I would like you to note that there is no “Controller Area Network” in “UAVCAN”. The protocol is designed to be compatible with different underlying transports, where CAN is one of the available options. Although at this very moment the support for other transports is experimental, it is there nevertheless, so with necessary precautions one can commit to using, say, UAVCAN/UDP (since you mentioned IP) today and possibly influence the development of this transport as it matures together with the application leveraging it. This is how UAVCAN v1 came to be, anyway.
Data type definitions are the key part of the protocol, and the capabilities built around them make UAVCAN what it is. Using UAVCAN pretty much means using that, so the answer is yes. Generally, it boils down to the following:
Define the logic of your intravehicular system in terms of isolated services that interact using well-defined interfaces described in the DSDL language. The chapter “Interface Design Guidelines” that you referred to is exactly about this.
Automatically (or manually) generate code from these DSDL definitions using Nunavut.
Write your (embedded) application using the generated code and a library like Libcanard or maybe a third-party one like Canadensis or libuavesp.
Iterate as necessary until the business requirements are satisfied.
The description may seem vague, but that is sort of on purpose: the Guide is focused on the abstract matters, leaving the specifics to the implementation docs, such as PyUAVCAN or Libcanard. The best way to get started is to pick the language you are more familiar with, and read the documentation for the corresponding library. While following along, you should see most of your practical questions answered; even if not, we are here to help on this forum.
Thanks for the answer.
Currently my goal is to develop some custom avionic for a real experimental aircraft (currently a flying vans rv-7a, my father is building a sonex model A, and I might one day build a cozy mkvi). At this moment Im rebuilding a trim controller (I have done one in the past but im adding communication) but many module in an aircraft ECB, flap, AHRS and so on maybe even custom EFIS.
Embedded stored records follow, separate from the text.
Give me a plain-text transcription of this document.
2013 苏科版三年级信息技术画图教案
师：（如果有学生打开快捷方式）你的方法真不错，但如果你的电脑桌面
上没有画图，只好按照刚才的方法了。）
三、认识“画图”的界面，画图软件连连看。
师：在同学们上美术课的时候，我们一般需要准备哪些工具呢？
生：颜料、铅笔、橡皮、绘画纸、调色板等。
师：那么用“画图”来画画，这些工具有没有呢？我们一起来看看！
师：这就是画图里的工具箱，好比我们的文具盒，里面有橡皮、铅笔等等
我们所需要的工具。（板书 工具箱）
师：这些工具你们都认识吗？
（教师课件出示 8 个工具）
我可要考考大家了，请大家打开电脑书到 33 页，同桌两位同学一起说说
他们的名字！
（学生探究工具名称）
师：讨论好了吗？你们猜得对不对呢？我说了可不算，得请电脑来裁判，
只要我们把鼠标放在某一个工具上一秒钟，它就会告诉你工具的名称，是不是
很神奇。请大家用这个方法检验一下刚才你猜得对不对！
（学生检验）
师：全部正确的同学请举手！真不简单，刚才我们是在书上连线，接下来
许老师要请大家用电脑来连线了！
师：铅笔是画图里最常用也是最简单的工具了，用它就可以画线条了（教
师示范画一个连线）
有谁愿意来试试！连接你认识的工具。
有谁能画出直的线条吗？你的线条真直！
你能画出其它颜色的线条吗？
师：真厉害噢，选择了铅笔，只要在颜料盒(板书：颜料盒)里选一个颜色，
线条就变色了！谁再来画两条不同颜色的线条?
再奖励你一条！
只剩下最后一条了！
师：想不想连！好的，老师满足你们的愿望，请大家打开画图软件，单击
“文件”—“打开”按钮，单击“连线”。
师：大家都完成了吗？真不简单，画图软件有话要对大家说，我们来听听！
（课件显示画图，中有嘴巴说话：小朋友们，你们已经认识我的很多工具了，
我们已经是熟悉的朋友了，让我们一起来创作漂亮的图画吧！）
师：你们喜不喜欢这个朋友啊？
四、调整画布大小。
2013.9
I did work a few year in electronic design so I know mostly on that side
Im not an expert software engineer but I know how to program microcontroller (never work with stm32 before mostly done 8bit, freescale/nxp, stm8, pic) and windows/linux. So I know C pretty well, im pretty confident with C++, I can work with python (still have to learn to use it effectively)
So you confirm my choice of going with can over tcp. Now I have to lean that DSDL language (where do I start?)
so im looking to use libcanard for stm32 right?
After a long road and some sleep I have some question to add.
From what I understand node doesn’t have address but message does. Lets say I have a new device called trim controller which has a 16bit output called position and 2 bool as input, I can define that in dsdl and program it to periodically send its pos data.
how do I know the bandwith usage im using sending a data and how to know the network load?
If I add another trim controller (since I could have many) how a device reading the pos know from which one the value is comming?
That’s not what I am saying, it was rather the opposite. Your trim controller is likely part of a real-time system interfaced over a network with predictable temporal properties where a highly stateful protocol like TCP is unlikely to be beneficial. If you are defining the interface yourself, which I understood is the case, then it certainly doesn’t make sense.
Correct. But observe that UAVCAN strongly advocates in favor of higher-level interfaces. Do not send some 16-bit values; send the information that they represent. For example, instead of a raw 16-bit ADC reading, communicate the quantity that it relates to; say, it is some angle, which is represented in radians, so in your case the 16-bit value becomes, say, a 32-bit floating point. The guide speaks about this at length.
When you define a message type, you add something like @extent 1024 * 8 at the end. The number is the maximum possible size of a serialized message (1024 bytes in this example). You multiply the maximum size by frequency by the number of publishers, you get the network load. Divide that by the maximum throughput of your transport, you get network utilization. While working on the DS-015 standard, we put together a spreadsheet for assessing the feasibility of our design for Classic CAN networks; you may find it useful:
You can easily adapt the spreadsheet for your transport.
You mentioned that messages have “addresses”, right? You were very close. These things are called not “addresses” but “subjects”, or actually “subject-IDs”. Your first trim controller would take a subject-ID, say, 6000, and the other one would be 6001. You choose the numbers arbitrarily but every component of your vehicular network needs to be configured correctly such that it is aware of which subject-IDs to use for which data.